Yasmine, Noura, Myriam, Mina e Mehdi foram mortos pela mãe.

Victor Bandarra 21 de Fevereiro de 2016 às 00:30
Yasmine, Noura, Myriam, Mina e Mehdi foram mortos pela mãe, Geneviève, ao início da tarde, após as crianças terem chegado da escola. Os corpos são encontrados deitados nas suas camas. O pai está ausente. A mãe usou uma arma branca. Tenta suicidar-se logo a seguir, mas sobrevive. Os vizinhos reagem. "É incompreensível. Era uma pessoa tão gentil!" O presidente do município de Nivelles, pequena cidade belga onde tudo aconteceu em 2007, manifesta-se atónito. "Era uma mãe muito ligada aos filhos! É realmente incompreensível!"

Há uns 2500 anos, Sófocles escreveu a mais perfeita tragédia grega - o ‘Édipo Rei’. Laio, alvo de antiga maldição, casa com Jocasta, que fica grávida de Édipo. O oráculo de Apolo, em Delfos, confirma a maldição: o filho Édipo há-de matar o seu pai e desposar a sua mãe. É o drama de Édipo, mandado matar pelo pai logo após o seu nascimento. Isso não acontece, graças a um pastor que o salva. Mais tarde, Édipo deixa a casa onde foi acolhido e criado. Numa encruzilhada, mata um estranho.

É Laio, seu pai. Depois, Édipo acaba por desposar Jocasta, sua mãe. Têm quatro filhos. Nem Édipo nem Jocasta conhecem a verdadeira história dos seus sangues. A ameaça do oráculo cumpre-se. Quando tudo se vem a conhecer, Jocasta suicida-se. Édipo fura os olhos. Finalmente, vestido com uma mortalha, há-de acabar por morrer, tragado pela terra que o recebe.

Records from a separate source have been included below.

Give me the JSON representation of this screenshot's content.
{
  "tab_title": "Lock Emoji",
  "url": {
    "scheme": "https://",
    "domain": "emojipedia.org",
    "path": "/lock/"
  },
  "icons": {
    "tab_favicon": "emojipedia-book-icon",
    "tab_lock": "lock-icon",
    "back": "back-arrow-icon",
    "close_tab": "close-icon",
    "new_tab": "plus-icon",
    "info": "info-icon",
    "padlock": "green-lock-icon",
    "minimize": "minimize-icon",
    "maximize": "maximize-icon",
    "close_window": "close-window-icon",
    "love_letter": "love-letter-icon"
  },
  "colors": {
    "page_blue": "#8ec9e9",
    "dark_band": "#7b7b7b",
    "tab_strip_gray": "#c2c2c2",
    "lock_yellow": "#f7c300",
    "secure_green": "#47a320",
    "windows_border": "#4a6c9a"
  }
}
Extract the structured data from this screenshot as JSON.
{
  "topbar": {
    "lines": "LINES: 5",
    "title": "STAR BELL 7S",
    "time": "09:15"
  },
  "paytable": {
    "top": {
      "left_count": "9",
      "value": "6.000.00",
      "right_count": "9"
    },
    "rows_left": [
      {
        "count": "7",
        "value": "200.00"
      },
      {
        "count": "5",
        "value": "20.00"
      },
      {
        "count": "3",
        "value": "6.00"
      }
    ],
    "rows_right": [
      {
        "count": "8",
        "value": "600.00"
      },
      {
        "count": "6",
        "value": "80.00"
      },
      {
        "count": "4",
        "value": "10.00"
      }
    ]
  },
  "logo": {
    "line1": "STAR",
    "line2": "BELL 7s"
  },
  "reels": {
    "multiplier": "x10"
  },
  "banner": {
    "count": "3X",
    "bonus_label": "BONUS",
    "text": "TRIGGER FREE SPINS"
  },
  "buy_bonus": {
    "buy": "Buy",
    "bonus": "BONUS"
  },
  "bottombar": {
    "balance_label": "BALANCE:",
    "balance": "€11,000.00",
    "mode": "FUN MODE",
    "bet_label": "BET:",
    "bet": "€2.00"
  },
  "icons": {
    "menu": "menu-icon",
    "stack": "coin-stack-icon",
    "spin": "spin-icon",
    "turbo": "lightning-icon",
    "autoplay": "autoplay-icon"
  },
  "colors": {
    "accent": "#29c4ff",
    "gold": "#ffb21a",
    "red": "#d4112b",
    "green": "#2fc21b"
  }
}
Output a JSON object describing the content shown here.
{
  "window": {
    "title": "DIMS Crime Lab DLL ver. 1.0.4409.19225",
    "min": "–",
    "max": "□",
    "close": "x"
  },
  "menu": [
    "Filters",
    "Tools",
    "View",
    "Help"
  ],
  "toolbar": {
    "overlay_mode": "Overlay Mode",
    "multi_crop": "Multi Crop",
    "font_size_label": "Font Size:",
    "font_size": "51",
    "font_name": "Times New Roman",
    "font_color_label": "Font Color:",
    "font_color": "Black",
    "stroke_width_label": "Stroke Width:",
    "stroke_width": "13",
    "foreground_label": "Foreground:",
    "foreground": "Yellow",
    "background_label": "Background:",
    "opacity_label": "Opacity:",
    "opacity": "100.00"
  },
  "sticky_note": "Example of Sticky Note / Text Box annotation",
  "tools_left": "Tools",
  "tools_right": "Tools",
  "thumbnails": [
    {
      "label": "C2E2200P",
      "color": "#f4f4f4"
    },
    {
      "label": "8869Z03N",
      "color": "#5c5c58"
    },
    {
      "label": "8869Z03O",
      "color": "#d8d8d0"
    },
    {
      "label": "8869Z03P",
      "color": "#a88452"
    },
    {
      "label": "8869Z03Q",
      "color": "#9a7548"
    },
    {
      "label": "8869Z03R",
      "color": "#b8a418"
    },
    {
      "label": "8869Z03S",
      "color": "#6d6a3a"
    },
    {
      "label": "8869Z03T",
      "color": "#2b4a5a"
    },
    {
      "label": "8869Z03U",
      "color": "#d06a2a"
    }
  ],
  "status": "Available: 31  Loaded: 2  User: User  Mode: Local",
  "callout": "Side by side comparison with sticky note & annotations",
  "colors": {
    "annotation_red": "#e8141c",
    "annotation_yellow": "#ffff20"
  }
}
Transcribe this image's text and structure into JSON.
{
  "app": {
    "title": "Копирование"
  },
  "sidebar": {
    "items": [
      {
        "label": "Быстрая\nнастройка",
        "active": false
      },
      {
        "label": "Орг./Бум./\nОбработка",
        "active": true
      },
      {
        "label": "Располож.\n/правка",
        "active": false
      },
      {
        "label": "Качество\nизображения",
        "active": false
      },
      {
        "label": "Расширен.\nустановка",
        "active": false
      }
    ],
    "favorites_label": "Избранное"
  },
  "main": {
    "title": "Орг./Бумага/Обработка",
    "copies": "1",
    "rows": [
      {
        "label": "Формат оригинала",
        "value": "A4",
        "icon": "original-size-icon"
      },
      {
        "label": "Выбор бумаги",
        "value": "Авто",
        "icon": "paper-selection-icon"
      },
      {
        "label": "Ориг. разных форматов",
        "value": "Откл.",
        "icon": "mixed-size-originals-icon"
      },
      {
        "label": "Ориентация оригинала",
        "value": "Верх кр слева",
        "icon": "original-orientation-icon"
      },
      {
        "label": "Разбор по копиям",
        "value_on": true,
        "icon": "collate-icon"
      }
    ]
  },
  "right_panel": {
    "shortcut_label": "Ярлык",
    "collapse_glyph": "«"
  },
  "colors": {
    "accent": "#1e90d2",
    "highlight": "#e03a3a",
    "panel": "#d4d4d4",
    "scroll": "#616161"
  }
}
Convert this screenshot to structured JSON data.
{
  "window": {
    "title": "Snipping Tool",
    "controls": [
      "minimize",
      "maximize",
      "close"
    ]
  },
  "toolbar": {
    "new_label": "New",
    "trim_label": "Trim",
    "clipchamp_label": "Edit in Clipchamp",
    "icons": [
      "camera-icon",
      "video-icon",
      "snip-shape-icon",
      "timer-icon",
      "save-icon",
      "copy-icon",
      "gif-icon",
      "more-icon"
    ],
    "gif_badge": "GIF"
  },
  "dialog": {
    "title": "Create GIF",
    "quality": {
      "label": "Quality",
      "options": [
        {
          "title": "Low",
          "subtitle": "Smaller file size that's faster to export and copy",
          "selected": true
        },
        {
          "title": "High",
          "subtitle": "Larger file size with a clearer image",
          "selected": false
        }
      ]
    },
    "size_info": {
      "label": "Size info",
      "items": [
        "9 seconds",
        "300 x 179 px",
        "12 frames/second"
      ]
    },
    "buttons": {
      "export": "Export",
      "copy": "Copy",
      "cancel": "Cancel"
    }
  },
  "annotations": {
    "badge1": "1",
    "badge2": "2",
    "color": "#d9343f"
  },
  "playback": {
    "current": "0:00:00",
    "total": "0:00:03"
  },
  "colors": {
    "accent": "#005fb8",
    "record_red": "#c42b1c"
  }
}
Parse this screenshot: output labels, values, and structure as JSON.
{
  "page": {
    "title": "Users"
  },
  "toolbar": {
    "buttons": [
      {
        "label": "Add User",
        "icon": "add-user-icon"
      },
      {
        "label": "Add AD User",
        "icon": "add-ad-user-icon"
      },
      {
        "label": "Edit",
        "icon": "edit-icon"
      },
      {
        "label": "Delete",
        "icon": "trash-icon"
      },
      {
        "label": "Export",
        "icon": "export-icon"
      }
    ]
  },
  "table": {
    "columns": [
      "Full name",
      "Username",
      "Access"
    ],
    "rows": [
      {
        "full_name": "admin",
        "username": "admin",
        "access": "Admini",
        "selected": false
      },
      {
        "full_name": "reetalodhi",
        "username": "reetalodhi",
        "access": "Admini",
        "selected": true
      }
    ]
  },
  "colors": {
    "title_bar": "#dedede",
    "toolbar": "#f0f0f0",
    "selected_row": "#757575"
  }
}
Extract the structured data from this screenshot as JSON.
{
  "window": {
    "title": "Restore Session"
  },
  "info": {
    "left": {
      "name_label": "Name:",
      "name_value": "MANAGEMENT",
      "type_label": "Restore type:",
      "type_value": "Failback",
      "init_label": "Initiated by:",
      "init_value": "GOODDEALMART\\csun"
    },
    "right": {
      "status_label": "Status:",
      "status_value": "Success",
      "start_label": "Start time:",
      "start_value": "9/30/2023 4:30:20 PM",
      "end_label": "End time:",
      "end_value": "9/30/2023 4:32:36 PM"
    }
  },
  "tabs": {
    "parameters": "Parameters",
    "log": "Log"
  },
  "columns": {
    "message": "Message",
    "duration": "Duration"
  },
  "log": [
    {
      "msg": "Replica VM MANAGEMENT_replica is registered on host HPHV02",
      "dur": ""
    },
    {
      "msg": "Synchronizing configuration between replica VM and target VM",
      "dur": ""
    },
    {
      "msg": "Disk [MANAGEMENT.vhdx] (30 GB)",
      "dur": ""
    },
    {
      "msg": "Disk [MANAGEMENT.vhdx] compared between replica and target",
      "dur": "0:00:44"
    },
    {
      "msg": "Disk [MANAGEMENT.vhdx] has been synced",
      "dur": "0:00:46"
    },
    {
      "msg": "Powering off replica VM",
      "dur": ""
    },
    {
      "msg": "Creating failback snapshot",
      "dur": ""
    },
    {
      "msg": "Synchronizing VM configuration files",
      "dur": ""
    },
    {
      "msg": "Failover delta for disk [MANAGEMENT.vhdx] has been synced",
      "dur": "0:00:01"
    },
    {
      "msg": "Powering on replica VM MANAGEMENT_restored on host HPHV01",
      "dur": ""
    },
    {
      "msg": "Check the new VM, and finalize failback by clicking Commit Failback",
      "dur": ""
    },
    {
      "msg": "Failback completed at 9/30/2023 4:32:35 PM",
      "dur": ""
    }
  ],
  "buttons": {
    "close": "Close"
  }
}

Freud vem a ligar a tragédia de Édipo a um famoso complexo de ordem neurótica. Complexo que pode levar à psicose, ao incesto, ao parricídio e ao filicídio. Freud é logo considerado um génio, ainda que, nos tempos que correm, muitos psiquiatras prefiram ignorar e até menosprezar o drama de Édipo. Depois de Sófocles, Cristo evita que apedrejem Madalena, a mulher adúltera. "Quem nunca errou que atire a primeira pedra!" Mas é também o Cristo que diz: "Ai daquele que escandalizar uma criança! Mais vale amarrar uma pedra ao pescoço e lançar-se ao fundo do mar!"

Esta semana, em Caxias, uma mulher entra mar adentro com dois filhos pequenos. As crianças morrem, a mulher sobrevive. Presume-se um drama familiar, é seguramente uma tragédia social. Ninguém sabe, ninguém pode saber, o que vai na cabeça de uma mulher que se prepara para destruir o sangue do seu sangue, os próprios filhos. Segundo as leis e a Justiça, merece castigo. Mas poucos, talvez ninguém, a podem julgar.